Jason Alpert-Wisnia / Hans Lucas / AFP via Getty Images
Rent hikes and lease issues were among the most common challenges Julian Hill dealt with during his years advising small businesses as an attorney at the New York City nonprofit TakeRoot Justice.
Hill, now a law professor at Georgia State University, said regulations on commercial rent increases have "been a long time coming." He added that the move would give small business owners "a little bit more leverage and protection" around lease renewals.
"At the moment, a landlord has complete discretion to raise the rent 100%, 300%, 500%, if they like, at the end of the lease term," Hill said.
New York has experimented with commercial rent control in the past. From 1945 to 1963, the state regulated rent increases for businesses of all sizes. In the decades since, the City Council and New York State lawmakers have debated another rent control measure, but never passed anything into law. Commercial rent regulation is rare in the US. Berkeley and Seattle have temporarily implemented rent control measures for businesses, but both have since expired or been overturned.

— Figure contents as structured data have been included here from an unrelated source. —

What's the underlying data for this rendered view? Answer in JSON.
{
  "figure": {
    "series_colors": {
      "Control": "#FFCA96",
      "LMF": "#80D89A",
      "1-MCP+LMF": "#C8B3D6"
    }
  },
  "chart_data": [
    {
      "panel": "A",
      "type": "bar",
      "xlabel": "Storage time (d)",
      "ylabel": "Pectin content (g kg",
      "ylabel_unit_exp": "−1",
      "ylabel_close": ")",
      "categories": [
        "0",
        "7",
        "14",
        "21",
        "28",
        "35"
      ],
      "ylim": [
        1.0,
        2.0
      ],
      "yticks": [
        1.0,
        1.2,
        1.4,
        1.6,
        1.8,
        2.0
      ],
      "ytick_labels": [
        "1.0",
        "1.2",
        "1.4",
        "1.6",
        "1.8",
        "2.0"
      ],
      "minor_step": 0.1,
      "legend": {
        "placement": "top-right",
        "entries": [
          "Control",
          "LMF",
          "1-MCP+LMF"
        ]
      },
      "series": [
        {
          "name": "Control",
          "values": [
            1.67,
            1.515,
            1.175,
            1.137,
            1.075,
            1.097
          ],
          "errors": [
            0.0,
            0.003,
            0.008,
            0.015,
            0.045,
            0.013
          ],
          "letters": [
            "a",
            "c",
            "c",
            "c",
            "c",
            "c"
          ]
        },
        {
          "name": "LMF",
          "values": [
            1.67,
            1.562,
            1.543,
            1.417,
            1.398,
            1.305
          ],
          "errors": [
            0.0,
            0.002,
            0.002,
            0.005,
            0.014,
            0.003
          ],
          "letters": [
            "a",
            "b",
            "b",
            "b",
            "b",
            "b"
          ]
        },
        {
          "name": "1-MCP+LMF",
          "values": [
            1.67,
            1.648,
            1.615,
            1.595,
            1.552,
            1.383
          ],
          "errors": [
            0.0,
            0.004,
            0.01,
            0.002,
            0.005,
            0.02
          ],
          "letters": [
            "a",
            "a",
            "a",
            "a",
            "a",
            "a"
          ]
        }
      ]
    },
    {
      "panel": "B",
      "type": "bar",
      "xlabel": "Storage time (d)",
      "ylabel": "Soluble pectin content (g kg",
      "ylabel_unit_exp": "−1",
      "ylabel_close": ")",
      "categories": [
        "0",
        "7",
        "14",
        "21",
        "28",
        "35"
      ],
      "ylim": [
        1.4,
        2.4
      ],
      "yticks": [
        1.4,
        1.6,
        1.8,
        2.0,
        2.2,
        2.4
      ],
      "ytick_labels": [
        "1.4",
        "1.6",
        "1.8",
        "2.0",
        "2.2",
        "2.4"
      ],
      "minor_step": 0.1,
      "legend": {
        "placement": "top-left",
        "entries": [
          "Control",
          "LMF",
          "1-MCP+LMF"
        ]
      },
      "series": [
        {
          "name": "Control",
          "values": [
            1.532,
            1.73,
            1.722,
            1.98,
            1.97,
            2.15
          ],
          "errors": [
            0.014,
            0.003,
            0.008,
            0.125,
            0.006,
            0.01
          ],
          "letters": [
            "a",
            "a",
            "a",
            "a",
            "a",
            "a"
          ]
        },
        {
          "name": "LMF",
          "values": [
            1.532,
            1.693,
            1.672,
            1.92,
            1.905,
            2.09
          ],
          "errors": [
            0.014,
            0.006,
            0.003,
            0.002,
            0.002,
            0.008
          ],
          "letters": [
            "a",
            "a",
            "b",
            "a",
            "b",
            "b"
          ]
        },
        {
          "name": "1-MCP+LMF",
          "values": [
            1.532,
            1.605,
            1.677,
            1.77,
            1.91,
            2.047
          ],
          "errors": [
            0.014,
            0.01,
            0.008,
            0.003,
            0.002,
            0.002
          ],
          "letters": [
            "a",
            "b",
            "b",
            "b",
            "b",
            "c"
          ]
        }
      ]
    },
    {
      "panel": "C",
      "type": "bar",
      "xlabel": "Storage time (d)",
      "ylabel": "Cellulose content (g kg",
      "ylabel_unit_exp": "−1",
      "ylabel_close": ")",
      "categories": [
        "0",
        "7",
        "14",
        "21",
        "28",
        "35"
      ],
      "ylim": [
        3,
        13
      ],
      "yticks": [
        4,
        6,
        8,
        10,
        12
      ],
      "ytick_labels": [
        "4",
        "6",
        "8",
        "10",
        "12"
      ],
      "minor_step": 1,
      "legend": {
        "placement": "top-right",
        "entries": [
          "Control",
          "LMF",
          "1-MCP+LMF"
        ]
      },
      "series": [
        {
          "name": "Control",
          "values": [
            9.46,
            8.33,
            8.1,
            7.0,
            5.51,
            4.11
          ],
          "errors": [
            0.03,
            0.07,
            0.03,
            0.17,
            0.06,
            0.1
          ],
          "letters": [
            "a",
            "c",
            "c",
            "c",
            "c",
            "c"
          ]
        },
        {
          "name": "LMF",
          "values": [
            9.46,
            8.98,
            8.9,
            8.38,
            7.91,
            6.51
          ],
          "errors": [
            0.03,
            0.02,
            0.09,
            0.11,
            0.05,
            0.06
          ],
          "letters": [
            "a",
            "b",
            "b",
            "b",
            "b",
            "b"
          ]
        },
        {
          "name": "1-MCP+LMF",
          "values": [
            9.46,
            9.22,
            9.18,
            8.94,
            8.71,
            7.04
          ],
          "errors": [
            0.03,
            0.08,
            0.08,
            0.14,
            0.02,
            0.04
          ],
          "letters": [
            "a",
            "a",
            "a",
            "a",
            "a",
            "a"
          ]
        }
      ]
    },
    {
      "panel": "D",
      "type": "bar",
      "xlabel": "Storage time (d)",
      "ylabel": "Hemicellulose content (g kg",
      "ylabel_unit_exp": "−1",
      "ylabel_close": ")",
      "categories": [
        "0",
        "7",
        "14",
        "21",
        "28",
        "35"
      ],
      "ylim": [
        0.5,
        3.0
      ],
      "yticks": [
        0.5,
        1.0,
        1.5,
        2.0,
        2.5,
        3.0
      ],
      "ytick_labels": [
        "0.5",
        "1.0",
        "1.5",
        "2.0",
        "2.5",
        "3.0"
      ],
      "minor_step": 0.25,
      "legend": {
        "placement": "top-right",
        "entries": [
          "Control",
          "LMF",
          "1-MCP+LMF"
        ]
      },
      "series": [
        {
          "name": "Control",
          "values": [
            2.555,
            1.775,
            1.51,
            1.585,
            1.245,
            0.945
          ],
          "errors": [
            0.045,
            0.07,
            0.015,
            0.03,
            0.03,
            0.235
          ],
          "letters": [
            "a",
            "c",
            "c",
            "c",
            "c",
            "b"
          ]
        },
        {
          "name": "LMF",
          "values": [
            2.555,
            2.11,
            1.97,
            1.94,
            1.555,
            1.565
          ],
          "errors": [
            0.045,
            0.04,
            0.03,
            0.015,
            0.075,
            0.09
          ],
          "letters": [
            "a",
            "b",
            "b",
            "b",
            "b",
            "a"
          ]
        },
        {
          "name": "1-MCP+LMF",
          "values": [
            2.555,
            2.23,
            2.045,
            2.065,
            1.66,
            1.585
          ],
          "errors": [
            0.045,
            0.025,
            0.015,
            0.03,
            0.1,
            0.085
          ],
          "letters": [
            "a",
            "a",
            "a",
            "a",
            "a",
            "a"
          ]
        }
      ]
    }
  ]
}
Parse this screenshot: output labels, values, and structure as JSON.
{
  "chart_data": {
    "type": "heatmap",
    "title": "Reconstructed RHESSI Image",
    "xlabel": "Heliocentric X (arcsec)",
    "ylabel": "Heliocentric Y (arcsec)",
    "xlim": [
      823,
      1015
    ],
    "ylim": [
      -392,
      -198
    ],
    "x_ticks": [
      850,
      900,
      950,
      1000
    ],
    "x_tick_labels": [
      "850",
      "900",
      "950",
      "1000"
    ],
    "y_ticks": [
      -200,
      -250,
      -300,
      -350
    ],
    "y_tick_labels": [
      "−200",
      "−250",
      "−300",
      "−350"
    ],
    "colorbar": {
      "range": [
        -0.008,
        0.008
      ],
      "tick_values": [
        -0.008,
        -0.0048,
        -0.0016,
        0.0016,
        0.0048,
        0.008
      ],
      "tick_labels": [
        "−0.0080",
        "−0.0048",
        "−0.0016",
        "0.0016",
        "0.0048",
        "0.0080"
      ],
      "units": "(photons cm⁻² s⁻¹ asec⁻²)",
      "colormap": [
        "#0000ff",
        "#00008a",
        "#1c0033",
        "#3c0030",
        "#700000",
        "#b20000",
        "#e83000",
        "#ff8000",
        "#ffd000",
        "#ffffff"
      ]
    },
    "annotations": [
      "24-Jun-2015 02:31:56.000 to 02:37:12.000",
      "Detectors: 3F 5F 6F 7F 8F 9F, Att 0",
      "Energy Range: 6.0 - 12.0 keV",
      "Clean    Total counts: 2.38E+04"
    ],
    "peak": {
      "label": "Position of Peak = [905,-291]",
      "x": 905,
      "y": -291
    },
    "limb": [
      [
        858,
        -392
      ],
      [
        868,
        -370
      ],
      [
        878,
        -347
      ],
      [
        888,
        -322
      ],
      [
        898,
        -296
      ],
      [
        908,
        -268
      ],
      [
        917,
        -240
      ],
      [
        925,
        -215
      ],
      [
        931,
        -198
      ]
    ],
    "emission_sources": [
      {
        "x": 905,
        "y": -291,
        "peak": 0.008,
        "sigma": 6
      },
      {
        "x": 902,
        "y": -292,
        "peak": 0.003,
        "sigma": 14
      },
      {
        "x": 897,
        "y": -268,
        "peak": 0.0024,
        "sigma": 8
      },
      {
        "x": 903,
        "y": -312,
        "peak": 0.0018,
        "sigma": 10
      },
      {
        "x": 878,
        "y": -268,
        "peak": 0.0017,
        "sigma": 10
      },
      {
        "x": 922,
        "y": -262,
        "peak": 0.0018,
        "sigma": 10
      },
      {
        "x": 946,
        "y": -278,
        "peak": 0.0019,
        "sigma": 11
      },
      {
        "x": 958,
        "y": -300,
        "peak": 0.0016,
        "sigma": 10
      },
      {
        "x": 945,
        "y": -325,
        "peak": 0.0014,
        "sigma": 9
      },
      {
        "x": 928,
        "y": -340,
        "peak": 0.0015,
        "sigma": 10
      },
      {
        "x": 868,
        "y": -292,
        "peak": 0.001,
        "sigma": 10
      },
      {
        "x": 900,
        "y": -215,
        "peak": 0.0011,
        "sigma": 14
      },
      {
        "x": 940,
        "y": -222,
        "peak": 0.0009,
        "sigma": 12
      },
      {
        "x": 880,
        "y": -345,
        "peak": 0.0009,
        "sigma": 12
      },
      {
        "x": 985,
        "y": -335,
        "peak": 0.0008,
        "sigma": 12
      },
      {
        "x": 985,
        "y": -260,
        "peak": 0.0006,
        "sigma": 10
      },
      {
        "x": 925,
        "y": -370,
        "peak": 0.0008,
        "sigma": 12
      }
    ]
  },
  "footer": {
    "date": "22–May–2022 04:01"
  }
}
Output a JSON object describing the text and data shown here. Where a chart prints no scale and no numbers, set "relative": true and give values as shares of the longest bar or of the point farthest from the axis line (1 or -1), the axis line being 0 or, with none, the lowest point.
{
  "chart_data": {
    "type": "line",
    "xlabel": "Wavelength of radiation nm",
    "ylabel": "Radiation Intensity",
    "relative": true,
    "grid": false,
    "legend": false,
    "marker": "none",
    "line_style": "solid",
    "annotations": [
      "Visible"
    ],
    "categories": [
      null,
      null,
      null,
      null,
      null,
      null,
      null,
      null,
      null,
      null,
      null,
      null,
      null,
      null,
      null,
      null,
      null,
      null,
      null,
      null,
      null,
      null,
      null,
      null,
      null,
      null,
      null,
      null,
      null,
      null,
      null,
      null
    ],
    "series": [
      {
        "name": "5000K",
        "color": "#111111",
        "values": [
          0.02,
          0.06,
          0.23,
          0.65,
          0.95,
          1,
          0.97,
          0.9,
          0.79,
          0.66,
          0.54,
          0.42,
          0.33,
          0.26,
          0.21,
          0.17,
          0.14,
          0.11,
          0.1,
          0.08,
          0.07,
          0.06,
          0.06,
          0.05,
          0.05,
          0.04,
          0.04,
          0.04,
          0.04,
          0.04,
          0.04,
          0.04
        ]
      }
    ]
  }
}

Hill said that commercial rent control would particularly help Black- and immigrant-owned businesses, which in turn could slow the tide of gentrification in neighborhoods across the city.
"It's hard to talk about how do you stem gentrification without talking about maintaining some of the commercial architecture and some of the commercial communities that are in place," he said.
Real estate industry groups are critical of the proposal. They say it would hurt property owners already struggling with rising maintenance costs, property taxes, and insurance premiums.
"Rent stabilization in the multifamily sector has created this environment where you have capped rents and expenses that just continue to escalate, and the quality of the housing is suffering because of that," said Ann Korchak, the board president of the Small Property Owners of New York. "If you do the same thing in commercial transactions, you could see the same thing happen."
Yao, the Lower East Side business owner, said he takes things one day at a time. For now, he's doing okay.
"I love it. It's just, love is one thing," Yao said. "You survive — another thing. That's all I can say."